Denn ein Grundsatz der Internet-Anfänge hat sich bis heute nicht geändert: Content is King! Ohne
Content entsteht keine Community. Und ohne Community bleiben die
erwünschten viralen Marketingeffekte auf der Strecke. Im Klartext: Dann
ist der Einsatz auf Twitter und Facebook verlorene Liebesmüh! Wenn Sie
Ernst machen möchten mit Social Media für Ihren touristischen Betrieb,
sollten Sie sich also vorher überlegen, was und wie Sie damit
eigentlich kommunizieren können – und können!
- Wie können Sie Social Media zur interaktiven Vermittlung Ihrer Unique Selling Proposition (USP) einsetzen?
- Oder: Wie kann Social Media den USP Ihres Hauses, Ihrer Destination, Ihrer Agentur oder Ihres Ausflugsziel transportieren?
Vom Begriff USP bzw. Alleinstellungsmerkmal ist im klassischen Marketing immer wieder die Rede. Denn
laut Theorien funktioniert nichts, wenn das Alleinstellungsmerkmal
nicht klar ist. Vielleicht fragen Sie sich bei diesem
Marketing-Ausdruck, wie Sie sich gegenüber vergleichbaren Anbietern
abgrenzen können. Es ist tatsächlich nicht leicht - wenn Sie den
Begriff beim Namen nehmen. Einfacher ist es, wenn Sie eine Liste mit
Argumenten erstellen, wieso Gäste, Besucher oder Kunden sich für Ihr
Angebot entscheiden (sollten).
Wie ich es machen würde
Wäre ich zum Beispiel Hoteliere, würde ich mit einem Brainstorming
aller positiven Argumente und Eigenschaften meines Hauses beginnen. Die
Gästebewertungen auf den bekannten Plattformen liefern dabei wertvolles
Feedback. Heranziehen würde ich zusätzlich die Rückmeldungen meiner
Stammgäste, die nicht online bewerten. Von besonderer Bedeutung sind
auch die Meinungen der wichtigsten Mitarbeiter.

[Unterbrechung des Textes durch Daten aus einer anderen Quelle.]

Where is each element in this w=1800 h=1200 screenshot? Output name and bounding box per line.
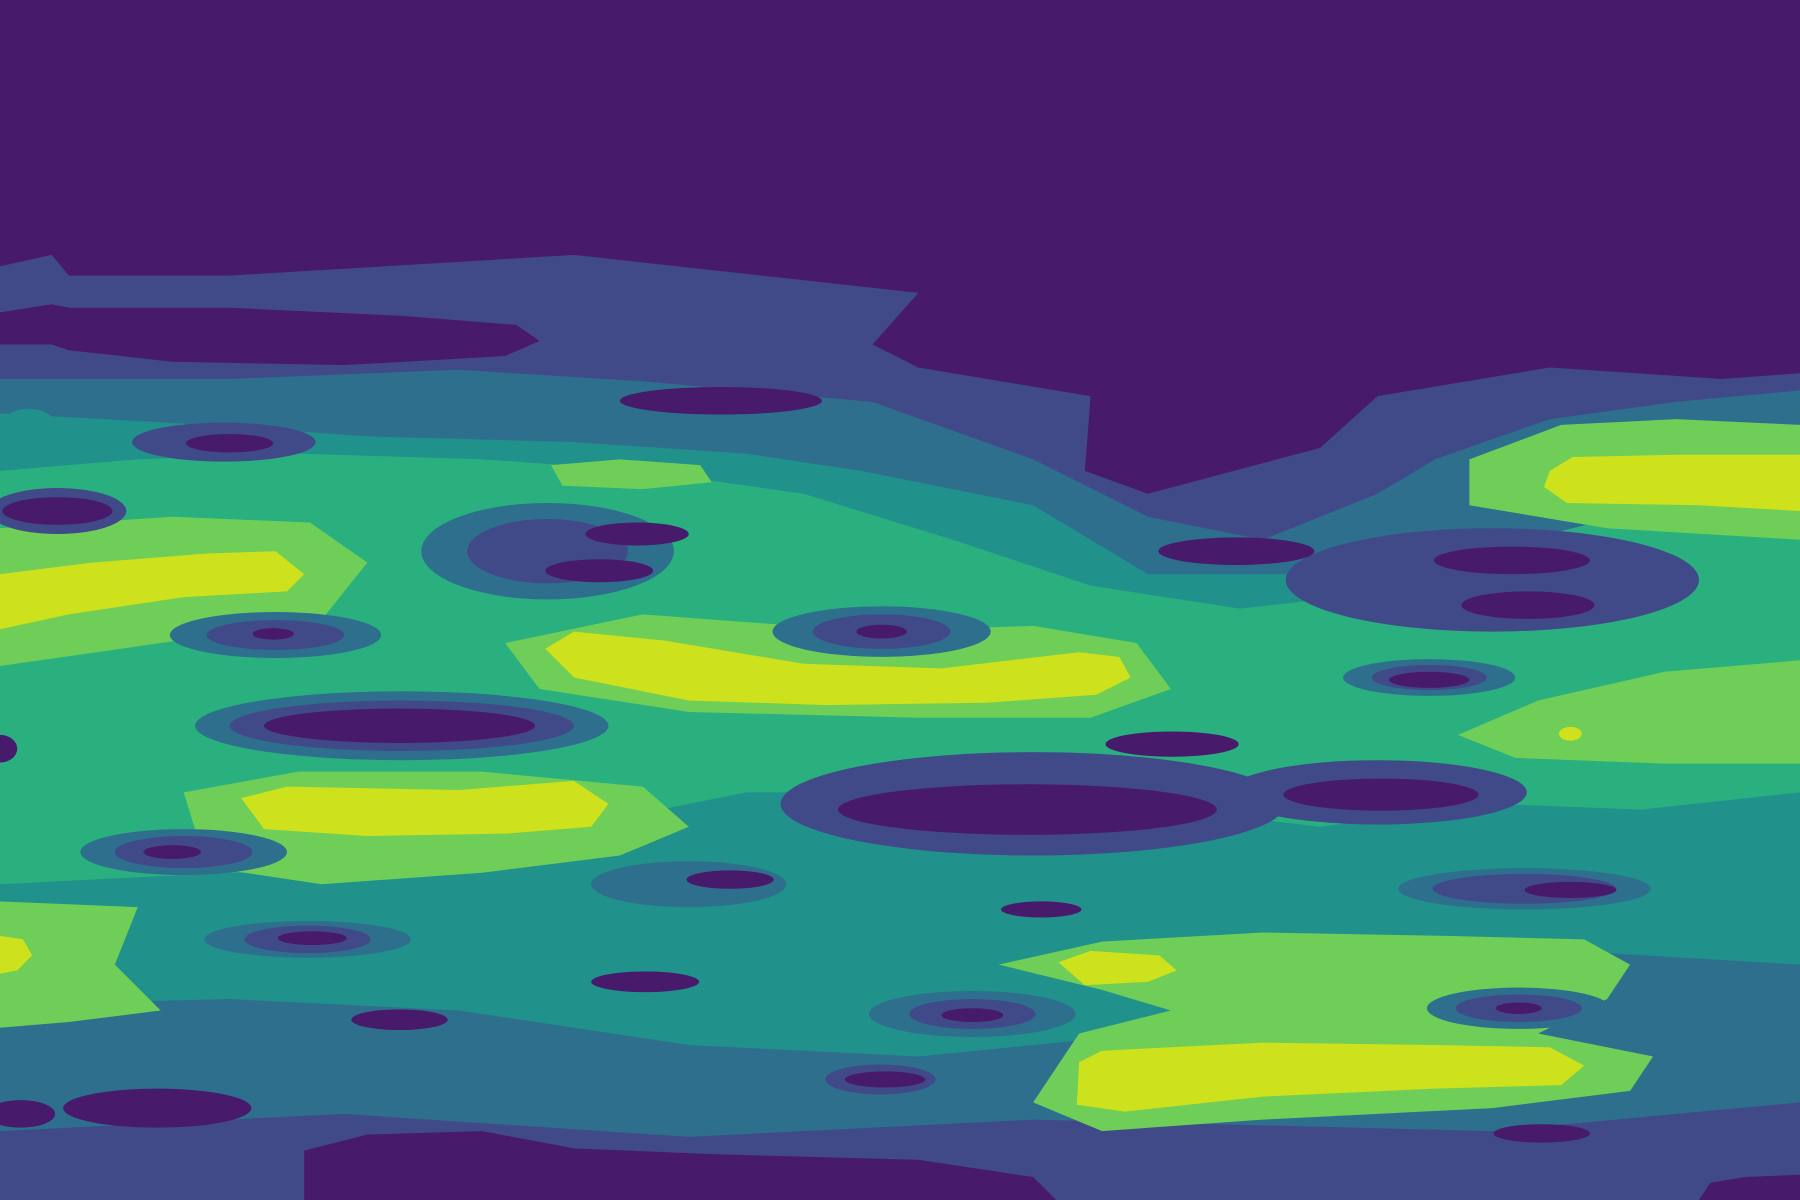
contour-band-level-0 [1493, 1124, 1590, 1143]
contour-band-level-6 [0, 551, 305, 630]
contour-band-level-6 [0, 935, 33, 974]
contour-band-level-0 [252, 628, 294, 640]
contour-band-level-0 [351, 1009, 448, 1031]
contour-band-level-0 [1526, 235, 1800, 322]
contour-band-level-0 [143, 845, 201, 859]
contour-band-level-0 [1433, 546, 1590, 575]
contour-band-level-0 [185, 434, 274, 453]
contour-band-level-0 [1001, 901, 1082, 918]
contour-band-level-0 [264, 708, 535, 743]
contour-band-level-6 [545, 631, 1131, 706]
contour-band-level-0 [619, 386, 822, 415]
contour-band-level-0 [2, 497, 113, 525]
contour-band-level-3 [0, 408, 61, 460]
contour-band-level-0 [686, 870, 774, 889]
contour-band-level-0 [1495, 1002, 1542, 1014]
contour-band-level-0 [591, 971, 700, 993]
contour-band-level-5 [551, 459, 712, 490]
contour-band-level-5 [1457, 660, 1800, 764]
contour-band-level-0 [63, 1088, 252, 1128]
contour-band-level-0 [304, 1131, 1057, 1200]
contour-band-level-5 [0, 901, 161, 1028]
contour-band-level-0 [1461, 591, 1595, 619]
contour-band-level-0 [856, 624, 907, 639]
contour-band-level-6 [1544, 454, 1800, 512]
contour-band-level-0 [844, 1071, 926, 1088]
contour-band-level-0 [1389, 671, 1470, 688]
contour-band-level-6 [1558, 726, 1582, 741]
contour-band-level-0 [941, 1008, 1004, 1023]
contour-band-level-0 [277, 931, 347, 946]
contour-band-level-0 [1105, 731, 1239, 757]
contour-band-level-0 [1158, 537, 1315, 565]
contour-band-level-0 [0, 734, 18, 763]
contour-band-level-0 [1283, 778, 1479, 811]
contour-band-level-0 [0, 304, 540, 366]
contour-band-level-6 [241, 780, 609, 836]
contour-band-level-0 [1524, 881, 1617, 898]
contour-band-level-0 [585, 522, 689, 546]
contour-band-level-0 [1698, 1174, 1800, 1200]
contour-band-level-6 [1076, 1042, 1585, 1112]
contour-band-level-3 [1079, 862, 1144, 884]
contour-band-level-1 [1285, 528, 1699, 632]
contour-band-level-0 [0, 1100, 56, 1128]
contour-band-level-6 [1058, 950, 1177, 986]
contour-band-level-0 [838, 784, 1217, 835]
contour-band-level-0 [545, 559, 654, 583]
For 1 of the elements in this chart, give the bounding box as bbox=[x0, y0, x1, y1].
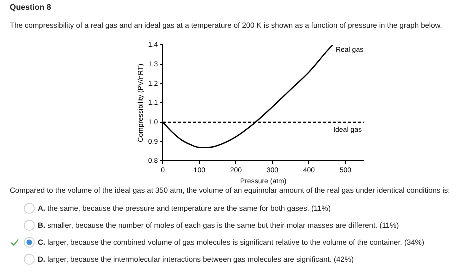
text: Question 8 bbox=[10, 3, 52, 12]
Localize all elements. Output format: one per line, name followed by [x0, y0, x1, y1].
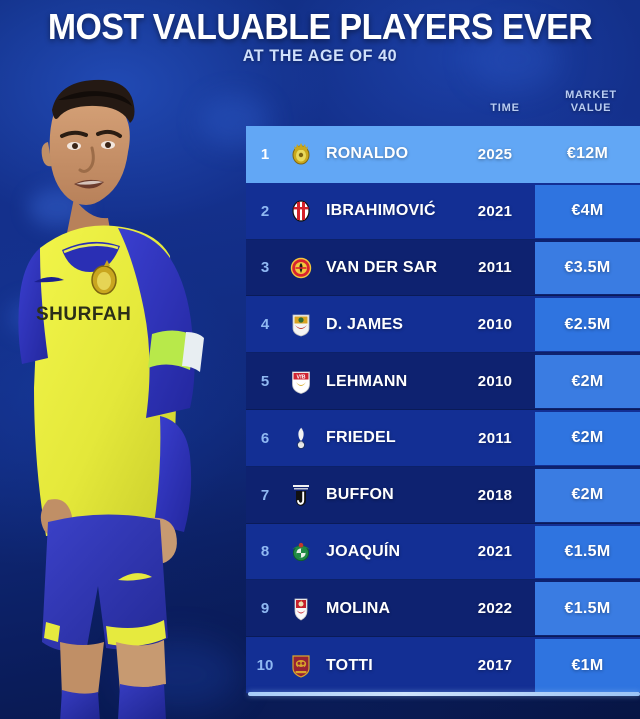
player-name-cell: MOLINA: [326, 599, 391, 617]
column-header-market-value: MARKET VALUE: [545, 89, 637, 115]
player-name-cell: JOAQUÍN: [326, 542, 401, 560]
player-name-cell: BUFFON: [326, 486, 394, 504]
market-value-cell: €3.5M: [535, 241, 640, 295]
svg-text:VfB: VfB: [297, 374, 306, 380]
bristol-city-crest: [284, 313, 318, 337]
juventus-crest: [284, 483, 318, 507]
table-row[interactable]: 5 VfB LEHMANN 2010 €2M: [246, 353, 640, 410]
column-headers: TIME MARKET VALUE: [0, 88, 640, 124]
granada-crest: [284, 597, 318, 621]
ac-milan-crest: [284, 199, 318, 223]
market-value-cell: €1.5M: [535, 525, 640, 579]
market-value-cell: €4M: [535, 184, 640, 238]
player-name-cell: LEHMANN: [326, 372, 408, 390]
column-header-market-value-line1: MARKET: [565, 89, 617, 101]
table-row[interactable]: 4 D. JAMES 2010 €2.5M: [246, 296, 640, 354]
al-nassr-crest: [284, 142, 318, 166]
table-underline: [248, 692, 640, 696]
as-roma-crest: [284, 654, 318, 678]
ronaldo-illustration: SHURFAH: [18, 79, 204, 719]
player-name-cell: IBRAHIMOVIĆ: [326, 202, 436, 220]
player-name-cell: D. JAMES: [326, 315, 404, 333]
time-cell: 2022: [477, 600, 513, 618]
player-name-cell: TOTTI: [326, 656, 373, 674]
table-row[interactable]: 10 TOTTI 2017 €1M: [246, 637, 640, 694]
page-subtitle: AT THE AGE OF 40: [242, 46, 398, 65]
market-value-cell: €2.5M: [535, 298, 640, 352]
table-row[interactable]: 9 MOLINA 2022 €1.5M: [246, 580, 640, 638]
rank-cell: 8: [260, 543, 270, 561]
rank-cell: 10: [256, 657, 274, 675]
player-name-cell: RONALDO: [326, 145, 409, 163]
time-cell: 2017: [477, 657, 513, 675]
market-value-cell: €1.5M: [535, 582, 640, 636]
table-row[interactable]: 3 VAN DER SAR 2011 €3.5M: [246, 239, 640, 297]
market-value-cell: €12M: [566, 145, 609, 163]
time-cell: 2011: [478, 429, 512, 447]
table-row[interactable]: 7 BUFFON 2018 €2M: [246, 466, 640, 524]
rank-cell: 4: [260, 316, 270, 334]
market-value-cell: €2M: [535, 468, 640, 522]
time-cell: 2021: [477, 543, 513, 561]
market-value-cell: €2M: [535, 411, 640, 465]
column-header-time: TIME: [490, 102, 520, 114]
time-cell: 2010: [477, 373, 513, 391]
time-cell: 2018: [477, 486, 513, 504]
manchester-united-crest: [284, 256, 318, 280]
rank-cell: 3: [260, 259, 270, 277]
rank-cell: 9: [260, 600, 270, 618]
time-cell: 2021: [477, 202, 513, 220]
vfb-stuttgart-crest: VfB: [284, 370, 318, 394]
rank-cell: 1: [260, 145, 270, 163]
market-value-cell: €1M: [535, 639, 640, 692]
tottenham-crest: [284, 426, 318, 450]
player-photo: SHURFAH: [0, 70, 250, 719]
table-row[interactable]: 8 JOAQUÍN 2021 €1.5M: [246, 523, 640, 581]
real-betis-crest: [284, 540, 318, 564]
page-title: MOST VALUABLE PLAYERS EVER: [47, 6, 593, 47]
ranking-table: 1 RONALDO 2025 €12M 2 IBRAHIMOVIĆ 2021 €4M 3 VAN …: [246, 126, 640, 694]
player-name-cell: FRIEDEL: [326, 429, 396, 447]
time-cell: 2025: [477, 145, 513, 163]
svg-text:SHURFAH: SHURFAH: [36, 304, 131, 325]
rank-cell: 5: [260, 373, 270, 391]
table-row[interactable]: 1 RONALDO 2025 €12M: [246, 126, 640, 183]
table-row[interactable]: 2 IBRAHIMOVIĆ 2021 €4M: [246, 182, 640, 240]
rank-cell: 7: [260, 486, 270, 504]
market-value-cell: €2M: [535, 355, 640, 408]
time-cell: 2011: [478, 259, 512, 277]
table-row[interactable]: 6 FRIEDEL 2011 €2M: [246, 409, 640, 467]
player-name-cell: VAN DER SAR: [326, 258, 438, 276]
rank-cell: 6: [260, 429, 270, 447]
time-cell: 2010: [477, 316, 513, 334]
column-header-market-value-line2: VALUE: [570, 102, 612, 114]
rank-cell: 2: [260, 202, 270, 220]
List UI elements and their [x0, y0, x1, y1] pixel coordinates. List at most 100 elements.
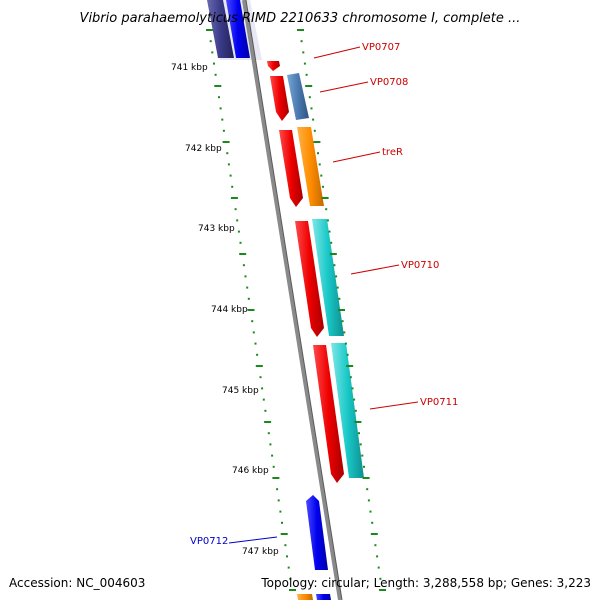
- minor-tick: [262, 398, 265, 401]
- minor-tick: [286, 555, 288, 558]
- label-leader: [228, 536, 278, 544]
- minor-tick: [219, 107, 222, 110]
- minor-tick: [354, 409, 357, 412]
- kbp-label: 741 kbp: [171, 63, 208, 73]
- kbp-label: 747 kbp: [242, 547, 279, 557]
- minor-tick: [272, 465, 275, 468]
- gene-arrow: [207, 0, 234, 58]
- label-leader: [313, 46, 361, 59]
- minor-tick: [317, 152, 319, 155]
- gene-arrow: [306, 495, 328, 570]
- label-leader: [332, 151, 381, 163]
- major-tick: [362, 477, 370, 479]
- minor-tick: [313, 129, 316, 132]
- minor-tick: [326, 219, 329, 222]
- minor-tick: [239, 241, 242, 244]
- minor-tick: [330, 241, 333, 244]
- kbp-label: 743 kbp: [198, 224, 235, 234]
- minor-tick: [367, 499, 370, 502]
- minor-tick: [322, 185, 324, 188]
- minor-tick: [222, 129, 225, 132]
- kbp-label: 742 kbp: [185, 144, 222, 154]
- gene-label-vp0710[interactable]: VP0710: [401, 260, 439, 271]
- minor-tick: [351, 387, 354, 390]
- minor-tick: [229, 174, 232, 177]
- minor-tick: [264, 409, 267, 412]
- gene-label-vp0711[interactable]: VP0711: [420, 397, 458, 408]
- minor-tick: [259, 376, 262, 379]
- minor-tick: [363, 465, 365, 468]
- minor-tick: [234, 208, 237, 211]
- kbp-label: 744 kbp: [211, 305, 248, 315]
- minor-tick: [279, 510, 282, 513]
- major-tick: [206, 29, 213, 31]
- minor-tick: [261, 387, 264, 390]
- label-leader: [369, 401, 419, 410]
- minor-tick: [211, 51, 214, 54]
- gene-arrow: [297, 127, 324, 206]
- minor-tick: [310, 107, 313, 110]
- minor-tick: [379, 577, 382, 580]
- major-tick: [370, 533, 378, 535]
- minor-tick: [277, 499, 280, 502]
- minor-tick: [369, 510, 372, 513]
- minor-tick: [361, 454, 364, 457]
- minor-tick: [377, 566, 380, 569]
- minor-tick: [338, 297, 341, 300]
- gene-arrow: [297, 594, 313, 600]
- minor-tick: [218, 96, 220, 99]
- gene-label-vp0707[interactable]: VP0707: [362, 42, 400, 53]
- minor-tick: [236, 219, 239, 222]
- map-title: Vibrio parahaemolyticus RIMD 2210633 chr…: [80, 11, 521, 26]
- gene-label-vp0708[interactable]: VP0708: [370, 77, 408, 88]
- minor-tick: [303, 62, 306, 65]
- ruler-ticks-right: [297, 29, 386, 591]
- gene-arrow: [287, 73, 309, 120]
- minor-tick: [237, 230, 240, 233]
- gene-arrow: [226, 0, 250, 58]
- gene-label-vp0712[interactable]: VP0712: [190, 536, 228, 547]
- minor-tick: [335, 275, 338, 278]
- minor-tick: [251, 320, 254, 323]
- minor-tick: [336, 286, 339, 289]
- minor-tick: [353, 398, 356, 401]
- major-tick: [247, 309, 255, 311]
- major-tick: [264, 421, 272, 423]
- minor-tick: [269, 443, 272, 446]
- major-tick: [379, 589, 386, 591]
- major-tick: [222, 141, 230, 143]
- minor-tick: [343, 331, 346, 334]
- minor-tick: [287, 566, 290, 569]
- cds-arrow: [279, 130, 303, 207]
- minor-tick: [252, 331, 255, 334]
- minor-tick: [221, 118, 224, 121]
- gene-arrow: [331, 343, 364, 478]
- minor-tick: [308, 96, 311, 99]
- major-tick: [329, 253, 337, 255]
- minor-tick: [284, 544, 287, 547]
- major-tick: [313, 141, 321, 143]
- minor-tick: [256, 353, 259, 356]
- minor-tick: [231, 185, 234, 188]
- cds-arrow: [270, 76, 289, 121]
- chromosome-backbone: [242, 0, 342, 600]
- cds-arrow: [295, 221, 324, 337]
- minor-tick: [305, 73, 308, 76]
- minor-tick: [366, 488, 369, 491]
- accession-text: Accession: NC_004603: [9, 576, 145, 590]
- minor-tick: [271, 454, 274, 457]
- minor-tick: [247, 297, 250, 300]
- minor-tick: [346, 353, 349, 356]
- minor-tick: [242, 264, 245, 267]
- major-tick: [305, 85, 313, 87]
- major-tick: [230, 197, 238, 199]
- minor-tick: [267, 432, 270, 435]
- minor-tick: [349, 376, 352, 379]
- major-tick: [338, 309, 345, 311]
- minor-tick: [359, 443, 362, 446]
- minor-tick: [281, 521, 283, 524]
- minor-tick: [376, 555, 379, 558]
- gene-label-trer[interactable]: treR: [382, 147, 403, 158]
- chromosome-backbone-shade: [245, 0, 343, 600]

Meine Liste würde dann Punkte enthalten, die für Gäste jetzt schon wirkliche Buchungsargumente sind – oder in Zukunft durch die richtige Vermittlung sein können! Und die kommuniziere ich dann natürlich auf meinen geplanten Social Media-Kanälen:
a) einerseits mit Content wie
- Fotos
- News
- Videos und
- Links
- Twitter-Meldungen
- Kommentare und
- Status-Updates
Ich hoffe, das Beispiel war verständlich genug. Für beide Bereiche gilt: Wenn sie in Einklang mit der grundsätzlichen Positionierung Ihres Betriebes bleiben, wird Ihre Social Media-Strategie langfristig aufgehen!
Ihre Meinung interessiert mich sehr - können Sie sich vorstellen, diesen Tipp in die Tat umzusetzen?
Wenn Sie dabei Unterstützung brauchen, kontaktieren Sie mich bitte!
Wenn Sie noch Fragen haben: Kurze & knackige Antworten gibt es für Fans der passionPRlounge auf Facebook.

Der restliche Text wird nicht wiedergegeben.